Greg Abel officially took the helm at Berkshire Hathaway (NYSE:BRK-B) on January 1, 2026, inheriting a fortress balance sheet, a legendary reputation, and a cash pile that would make most sovereign wealth funds blush. The first two months of his tenure have been anything but quiet. Three moves are already shaping what the Abel era will look like, and they tell you a lot about the man running the show.
Move 1: Cutting Loose the Kraft Heinz Albatross
The first signal Abel sent was about intellectual honesty. Berkshire is reportedly exiting its 27.5% stake in Kraft Heinz stake in Kraft Heinz (NASDAQ:KHC), a position even Buffett publicly called a mistake. The exit isn’t painless. Berkshire is expected to absorb an estimated $2.5 billion loss on the sale.
But here’s the thing: holding a bad position out of pride is far more expensive than taking the loss. Abel is signaling he won’t be sentimental with capital. Morningstar noted the move “signifies a potential shift in the firm’s investment strategy” and maintained its fair value estimate, viewing Berkshire as slightly undervalued despite the hit.
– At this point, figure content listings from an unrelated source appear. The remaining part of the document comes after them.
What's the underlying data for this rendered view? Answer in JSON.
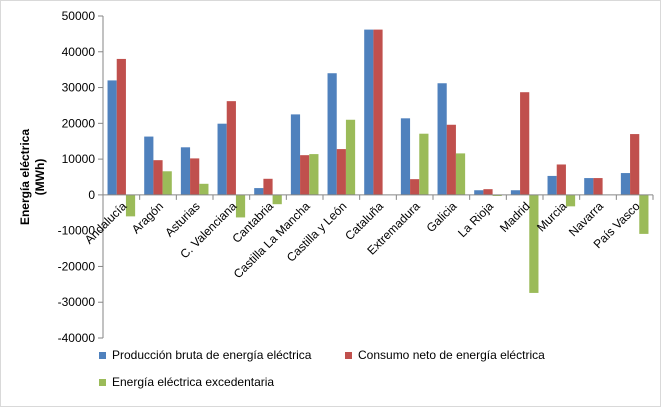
{
  "chart_data": {
    "type": "bar",
    "title": "",
    "xlabel": "",
    "ylabel": "Energía eléctrica (MWh)",
    "ylabel_lines": [
      "Energía eléctrica",
      "(MWh)"
    ],
    "ylim": [
      -40000,
      50000
    ],
    "yticks": [
      -40000,
      -30000,
      -20000,
      -10000,
      0,
      10000,
      20000,
      30000,
      40000,
      50000
    ],
    "grid": false,
    "legend_position": "bottom",
    "categories": [
      "Andalucía",
      "Aragón",
      "Asturias",
      "C. Valenciana",
      "Cantabria",
      "Castilla La Mancha",
      "Castilla y León",
      "Cataluña",
      "Extremadura",
      "Galicia",
      "La Rioja",
      "Madrid",
      "Murcia",
      "Navarra",
      "País Vasco"
    ],
    "series": [
      {
        "name": "Producción bruta de energía eléctrica",
        "color": "#4f81bd",
        "values": [
          32000,
          16300,
          13300,
          19900,
          1900,
          22500,
          34000,
          46200,
          21400,
          31200,
          1300,
          1300,
          5300,
          4700,
          6100
        ]
      },
      {
        "name": "Consumo neto de energía eléctrica",
        "color": "#c0504d",
        "values": [
          38000,
          9700,
          10200,
          26200,
          4500,
          11100,
          12800,
          46200,
          4400,
          19600,
          1600,
          28700,
          8500,
          4700,
          17000
        ]
      },
      {
        "name": "Energía eléctrica excedentaria",
        "color": "#9bbb59",
        "values": [
          -6000,
          6600,
          3100,
          -6300,
          -2600,
          11400,
          21000,
          0,
          17100,
          11600,
          -300,
          -27400,
          -3200,
          0,
          -10900
        ]
      }
    ]
  }
}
That’s the right read. Freeing up roughly $7.7 billion from a stagnant holding and redeploying it into something with actual momentum is exactly what a new CEO should do.
Move 2: Reshaping the Equity Portfolio
Abel didn’t just trim one position. In Q4 2025, Berkshire reduced stakes in Apple, Bank of America, and Amazon, using those proceeds to build new positions. The firm added a significant holding in The New York Times, increased its positions in Chevron and Chubb, and initiated a stake in Domino’s Pizza (NYSE:DPZ). Berkshire ended the quarter with $274.2 billion in reportable U.S. equity holdings, a 2.6% increase from the prior quarter.
Morningstar analysts flagged Domino’s as the most compelling of the new buys, citing its wide economic moat and valuation. Think of Domino’s like a toll bridge for pizza delivery infrastructure. The brand, the logistics network, and the franchisee model create a business that is genuinely hard to displace.
Move 3: Resuming Buybacks and Putting Skin in the Game
This one matters most psychologically. After a nearly two-year pause on repurchases, Berkshire resumed stock buybacks on March 5, 2026. Abel also personally purchased $15 million worth of Class A shares, a direct signal that he believes the stock is trading below intrinsic value.
Context matters here. Abel’s first shareholder letter in late February had explicitly said there were “no immediate plans for stock buybacks,” which contributed to shares sliding nearly 5%. The reversal just days later, backed by his own dollars, was a confidence statement.
Berkshire ended 2025 with $373.3 billion in combined cash and short-term investments and generated $25 billion in free cash flow for the year. Abel has the resources. These three moves suggest he also has the conviction to use them.
Kraft Heinz remains one of the most scrutinized holdings in Berkshire’s history, and its exit marks a clean break from one of Buffett’s most acknowledged missteps.